Our most recent miracle
It may seem odd to start a story in the middle...there's no background info...no motivation expressed...no details or plot leading up to this moment...but those stories are for another day. Today is about a phone call. Such a simple thing, a phone call, but I think I'll always remember this one.
Chris and I were relaxing together on the beach to celebrate our 16th anniversary when his phone rang with a call from our adoption agency. Although we've been waiting for this call, I can honestly say it was shocking, which goes to show how deep my lack of faith really goes.

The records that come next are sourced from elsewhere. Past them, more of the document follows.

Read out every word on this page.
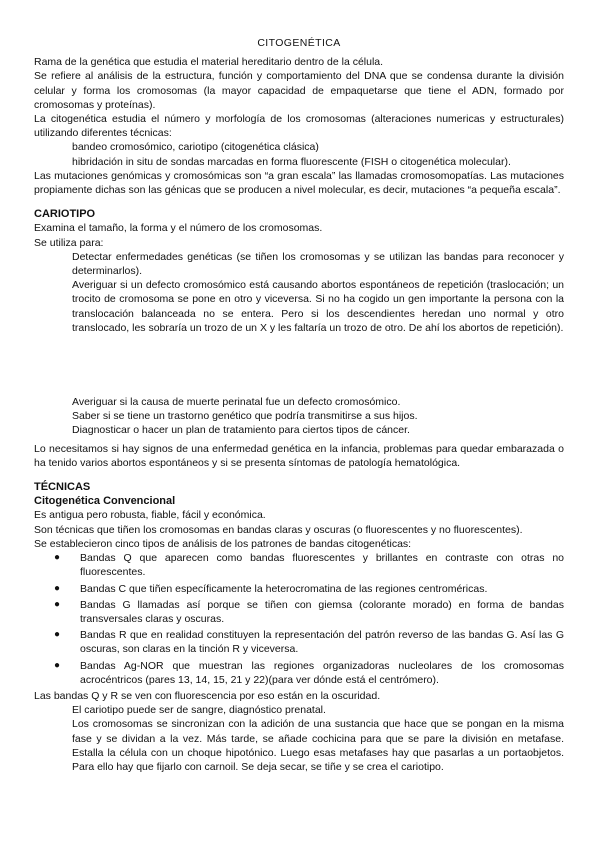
CITOGENÉTICA

Rama de la genética que estudia el material hereditario dentro de la célula.

Se refiere al análisis de la estructura, función y comportamiento del DNA que se condensa durante la división celular y forma los cromosomas (la mayor capacidad de empaquetarse que tiene el ADN, formado por cromosomas y proteínas).

La citogenética estudia el número y morfología de los cromosomas (alteraciones numericas y estructurales) utilizando diferentes técnicas:

bandeo cromosómico, cariotipo (citogenética clásica)

hibridación in situ de sondas marcadas en forma fluorescente (FISH o citogenética molecular).

Las mutaciones genómicas y cromosómicas son “a gran escala” las llamadas cromosomopatías. Las mutaciones propiamente dichas son las génicas que se producen a nivel molecular, es decir, mutaciones “a pequeña escala”.

CARIOTIPO

Examina el tamaño, la forma y el número de los cromosomas.

Se utiliza para:

Detectar enfermedades genéticas (se tiñen los cromosomas y se utilizan las bandas para reconocer y determinarlos).

Averiguar si un defecto cromosómico está causando abortos espontáneos de repetición (traslocación; un trocito de cromosoma se pone en otro y viceversa. Si no ha cogido un gen importante la persona con la translocación balanceada no se entera. Pero si los descendientes heredan uno normal y otro translocado, les sobraría un trozo de un X y les faltaría un trozo de otro. De ahí los abortos de repetición).

Averiguar si la causa de muerte perinatal fue un defecto cromosómico.

Saber si se tiene un trastorno genético que podría transmitirse a sus hijos.

Diagnosticar o hacer un plan de tratamiento para ciertos tipos de cáncer.

Lo necesitamos si hay signos de una enfermedad genética en la infancia, problemas para quedar embarazada o ha tenido varios abortos espontáneos y si se presenta síntomas de patología hematológica.

TÉCNICAS
Citogenética Convencional

Es antigua pero robusta, fiable, fácil y económica.

Son técnicas que tiñen los cromosomas en bandas claras y oscuras (o fluorescentes y no fluorescentes).

Se establecieron cinco tipos de análisis de los patrones de bandas citogenéticas:

● Bandas Q que aparecen como bandas fluorescentes y brillantes en contraste con otras no fluorescentes.
● Bandas C que tiñen específicamente la heterocromatina de las regiones centroméricas.
● Bandas G llamadas así porque se tiñen con giemsa (colorante morado) en forma de bandas transversales claras y oscuras.
● Bandas R que en realidad constituyen la representación del patrón reverso de las bandas G. Así las G oscuras, son claras en la tinción R y viceversa.
● Bandas Ag-NOR que muestran las regiones organizadoras nucleolares de los cromosomas acrocéntricos (pares 13, 14, 15, 21 y 22)(para ver dónde está el centrómero).

Las bandas Q y R se ven con fluorescencia por eso están en la oscuridad.

El cariotipo puede ser de sangre, diagnóstico prenatal.

Los cromosomas se sincronizan con la adición de una sustancia que hace que se pongan en la misma fase y se dividan a la vez. Más tarde, se añade cochicina para que se pare la división en metafase. Estalla la célula con un choque hipotónico. Luego esas metafases hay que pasarlas a un portaobjetos. Para ello hay que fijarlo con carnoil. Se deja secar, se tiñe y se crea el cariotipo.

You see, several weeks ago after waiting for 4 months, we were told that the file of the little girl we've been seeking to adopt was being transferred to a specific adoption agency (not ours) for placement. For all practical purposes, this would mean it would not be possible for us to adopt this sweet one. We instructed our agency to use whatever means possible to gain access to her file. However, it seemed like all news was bad news. There was a delay while they waited for her file...then it had to be translated...then they said they were going to open her file up to all the families they had in their own data base before considering us...even if they agreed to some arrangement, it would likely add much time and money to the process in order to strike some "deal" between the two agencies....none of which was entirely positive or encouraging. There were tears shed, questions asked, and faith shaken. We even wanted to contact the second agency ourselves but were instructed to simply wait.
And so we did just that...with the exception of offering up many a prayer...we waited.

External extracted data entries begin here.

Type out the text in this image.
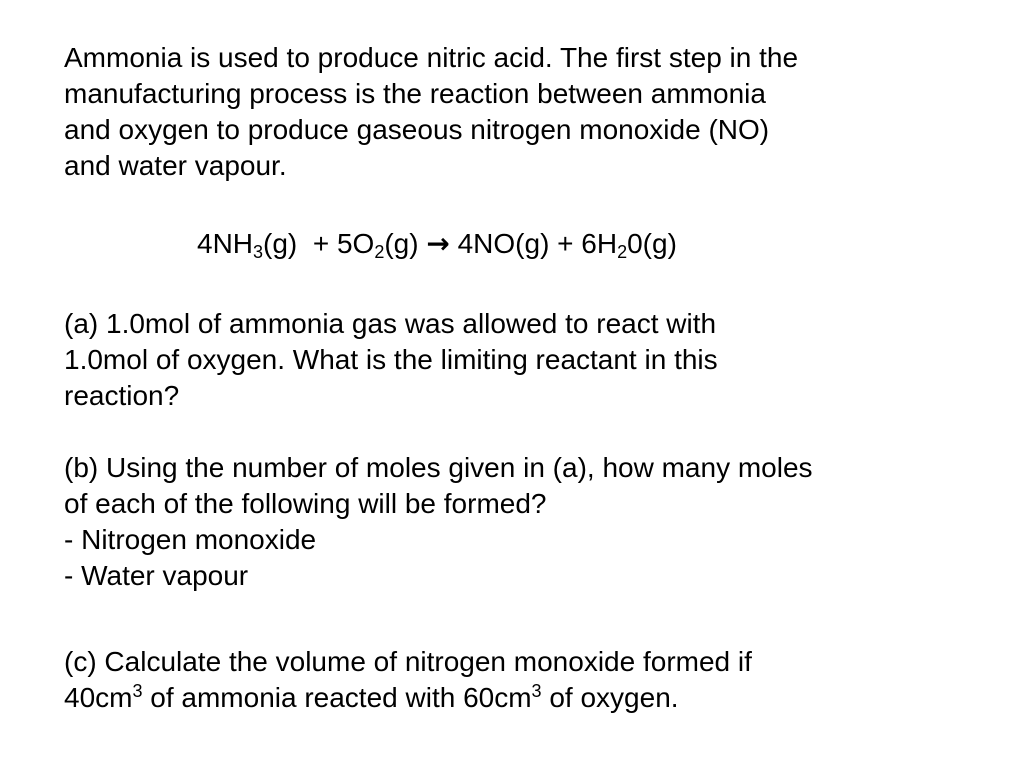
Ammonia is used to produce nitric acid. The first step in the
manufacturing process is the reaction between ammonia
and oxygen to produce gaseous nitrogen monoxide (NO)
and water vapour.

$4NH_3(g) + 5O_2(g) \to 4NO(g) + 6H_20(g)$

(a) 1.0mol of ammonia gas was allowed to react with
1.0mol of oxygen. What is the limiting reactant in this
reaction?

(b) Using the number of moles given in (a), how many moles
of each of the following will be formed?
- Nitrogen monoxide
- Water vapour

(c) Calculate the volume of nitrogen monoxide formed if
$40cm^3$ of ammonia reacted with $60cm^3$ of oxygen.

It's pretty easy to say you're trusting in God's sovereignty and leaning on His strength when you don't find yourself in a desperate situation...when you don't feel helpless to do anything but that. I was reminded on a daily basis just how much I was depending on my own ability to cross things off my list and accomplish what needed to be done. Self-sufficiency is the ugly cousin of pride, and I know her all too well.

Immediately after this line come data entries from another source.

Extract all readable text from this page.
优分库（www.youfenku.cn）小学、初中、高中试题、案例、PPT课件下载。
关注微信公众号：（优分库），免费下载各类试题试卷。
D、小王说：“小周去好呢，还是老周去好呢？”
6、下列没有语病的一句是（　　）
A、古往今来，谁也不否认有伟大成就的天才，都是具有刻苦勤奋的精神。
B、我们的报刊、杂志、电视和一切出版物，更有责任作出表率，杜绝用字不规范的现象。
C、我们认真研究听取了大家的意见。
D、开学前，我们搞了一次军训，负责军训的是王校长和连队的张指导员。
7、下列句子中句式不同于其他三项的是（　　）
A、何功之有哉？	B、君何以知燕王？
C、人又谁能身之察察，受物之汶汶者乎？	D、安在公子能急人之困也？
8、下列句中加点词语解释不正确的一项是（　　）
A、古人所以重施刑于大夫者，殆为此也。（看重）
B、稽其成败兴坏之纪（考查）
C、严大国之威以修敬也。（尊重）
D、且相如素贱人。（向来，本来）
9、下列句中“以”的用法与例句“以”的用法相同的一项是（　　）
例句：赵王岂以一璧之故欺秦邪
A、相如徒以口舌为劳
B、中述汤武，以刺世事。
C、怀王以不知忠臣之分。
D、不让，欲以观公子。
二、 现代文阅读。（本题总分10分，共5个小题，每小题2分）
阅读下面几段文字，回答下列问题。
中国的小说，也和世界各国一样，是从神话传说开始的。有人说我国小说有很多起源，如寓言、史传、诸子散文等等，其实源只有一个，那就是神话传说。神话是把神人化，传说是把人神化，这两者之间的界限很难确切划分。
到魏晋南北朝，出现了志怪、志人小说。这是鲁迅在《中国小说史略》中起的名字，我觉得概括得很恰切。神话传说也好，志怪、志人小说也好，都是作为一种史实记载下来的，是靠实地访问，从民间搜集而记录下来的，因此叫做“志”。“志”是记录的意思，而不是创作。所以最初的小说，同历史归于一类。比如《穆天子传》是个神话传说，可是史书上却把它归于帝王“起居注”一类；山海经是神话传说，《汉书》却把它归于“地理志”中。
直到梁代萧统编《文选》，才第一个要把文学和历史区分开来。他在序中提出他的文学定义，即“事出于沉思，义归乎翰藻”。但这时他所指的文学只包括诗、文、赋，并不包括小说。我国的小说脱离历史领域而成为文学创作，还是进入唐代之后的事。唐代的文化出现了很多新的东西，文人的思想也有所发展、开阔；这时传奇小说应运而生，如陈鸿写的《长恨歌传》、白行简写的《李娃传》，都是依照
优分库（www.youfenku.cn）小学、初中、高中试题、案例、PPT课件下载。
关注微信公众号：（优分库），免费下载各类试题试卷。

However, in the midst of all my selfishness, God still chose to send that phone call. "The other agency has decided to give you full access to her file. They are holding her file for your family. Are you still interested?"
Just like that. No strings. No restrictions. No stipulations. Just "it's yours, if you want it" or more to the point, "she's yours, if you want her."
There is more...so much more. For now, we will just celebrate in, and give thanks for, this amazing miracle God worked for this little girl, for our family, and for His glory. May we never cease to praise Him.